I have used chat GPT before for helping me to create a formula in Fibery. Only thing is, GPT is extracting information from the internet. Because there are so many format differences in formula’s, most of the time GPT is suggesting a wrong setup, using elements in a formula which aren’t available in Fibery.

Would be amazing if there’s a way to tell GPT what formula we would like to create in Fibery, explain a bit of context and that GPT will help to create a formula. Especially with the harder formula’s.

P.s. the other way around, GPT is working great. If you have a formula and want to know how this formula is setup and what is does, put the formula in GPT and it will explain every part of it.

4 Likes

Intercom Chat Summarisation via Action Button works fine. Note that it can be done via Automation rule as well.

2023-02-20 21.56.49

However, it can’t handle chats with 3000+ words so far…

2 Likes

One more use case:
See how you can use Fibery AI in automations to fetch data from internet and transform it into structured data.

5 Likes

A post was split to a new topic: Create Rules using natural language

A post was split to a new topic: Create references automatically

Fibery AI Assistant experimental release is there

3 Likes

Great! Going to play with it soon :smiley:

Another idea for implementation of AI is another type of button you get when you select text.

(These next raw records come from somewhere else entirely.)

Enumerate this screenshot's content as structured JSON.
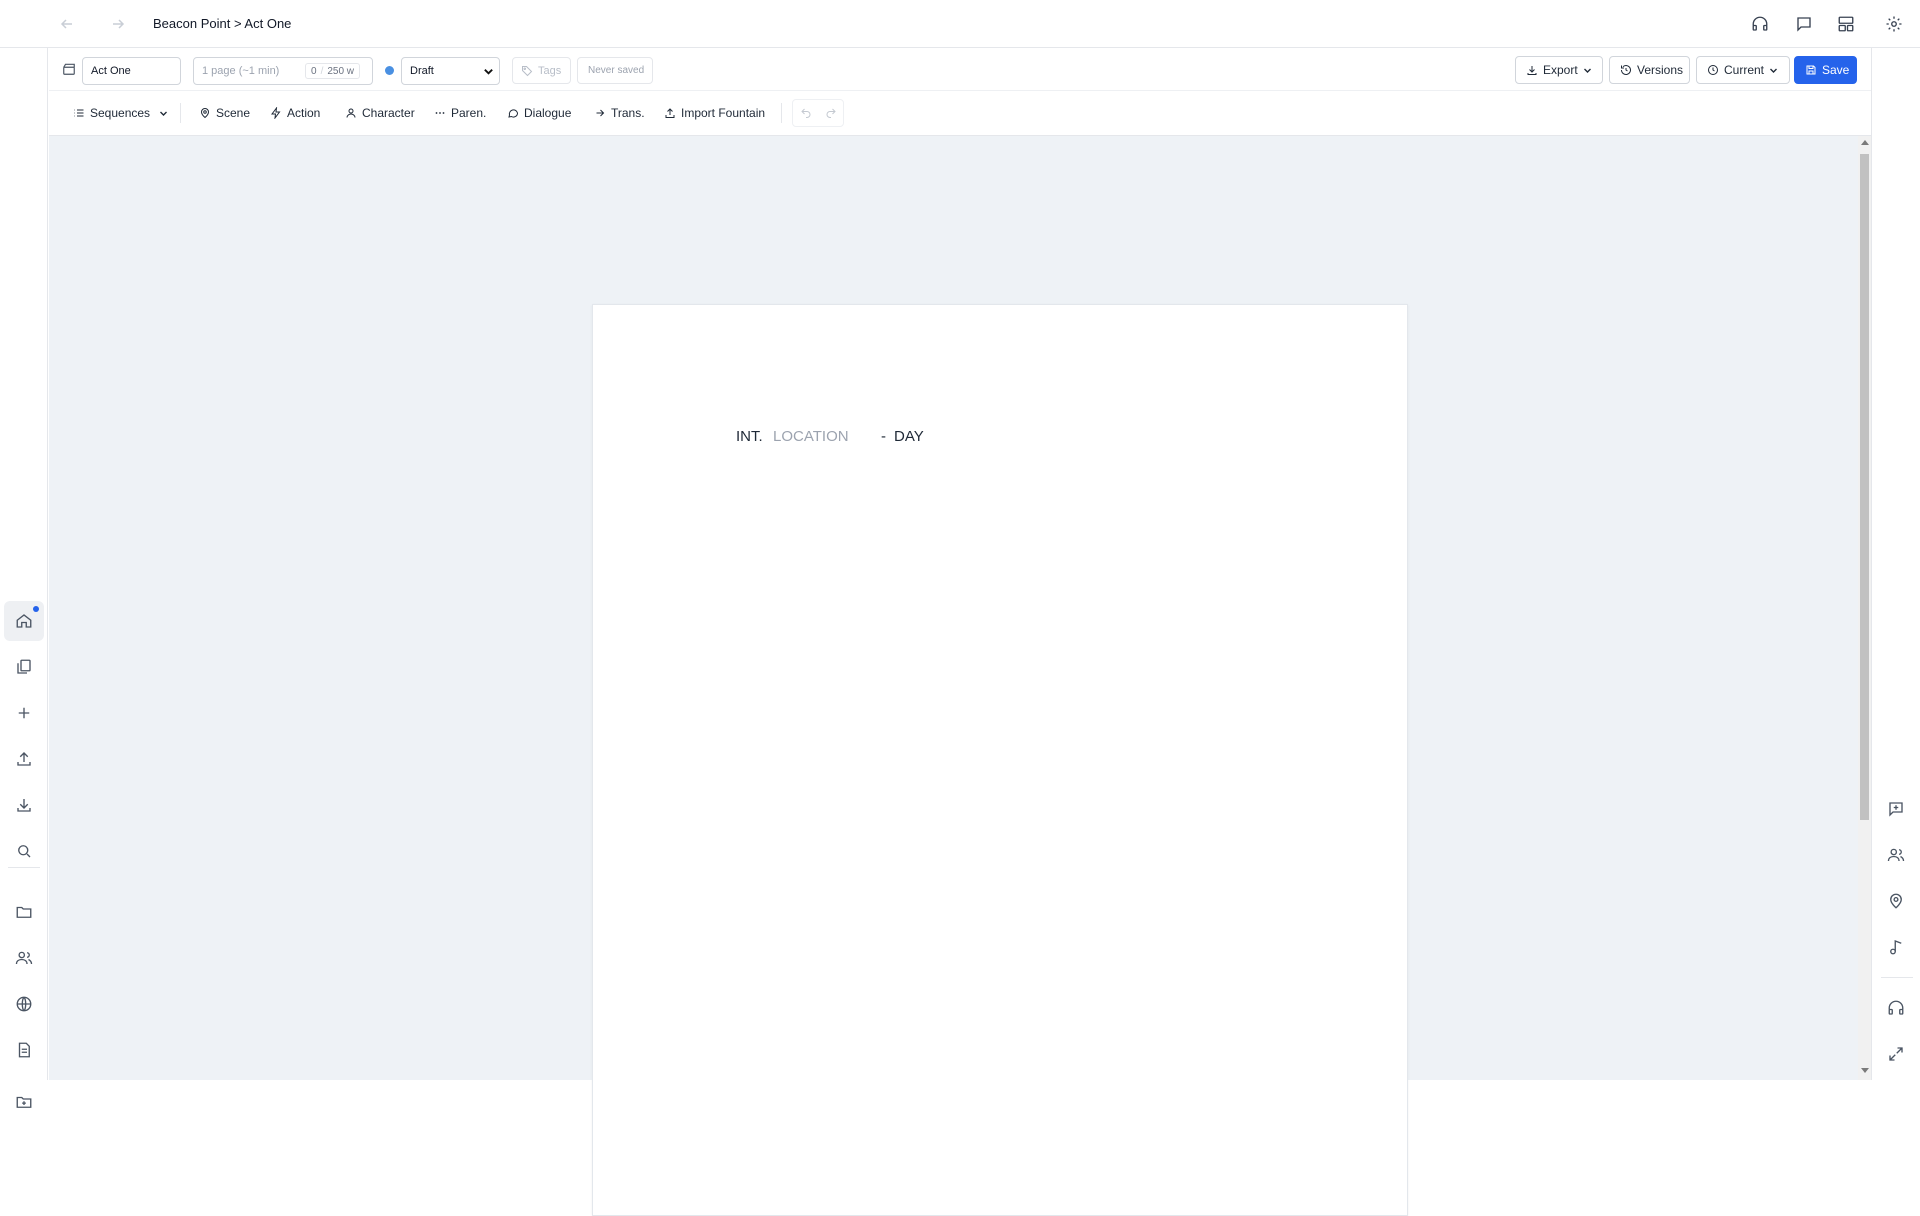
{
  "breadcrumb": {
    "text": "Beacon Point > Act One"
  },
  "doc": {
    "title_value": "Act One",
    "page_info": "1 page (~1 min)",
    "word_count": "0",
    "word_target": "250 w",
    "status": "Draft",
    "tags_placeholder": "Tags",
    "save_state": "Never saved"
  },
  "actions": {
    "export": "Export",
    "versions": "Versions",
    "current": "Current",
    "save": "Save"
  },
  "tools": {
    "sequences": "Sequences",
    "scene": "Scene",
    "action": "Action",
    "character": "Character",
    "paren": "Paren.",
    "dialogue": "Dialogue",
    "trans": "Trans.",
    "import": "Import Fountain"
  },
  "scene_heading": {
    "prefix": "INT.",
    "location": "LOCATION",
    "dash": "-",
    "time": "DAY"
  },
  "colors": {
    "accent": "#2563eb",
    "status_dot": "#4a90e2"
  }
}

The input of the button would be the text you selected, or on the block once that’s fully out. This allows you to create custom functions, kind of like how Notion seem to have it built in, but you can make your own actions.

Imagine you select text in Rich Text editor, and you have a “Button” dropdown in the hovering belt. You open this and find your custom buttons you created for Rich Text (the buttons doesn’t have to be limited to AI use either).
image

How it is different from what we already released in experimental AI Assistant feature?

I didn’t see the released feature in action before posting, so it’s pretty much similar :slight_smile:
Would be nice to have buttons be possible same way, but that’s a separate topic!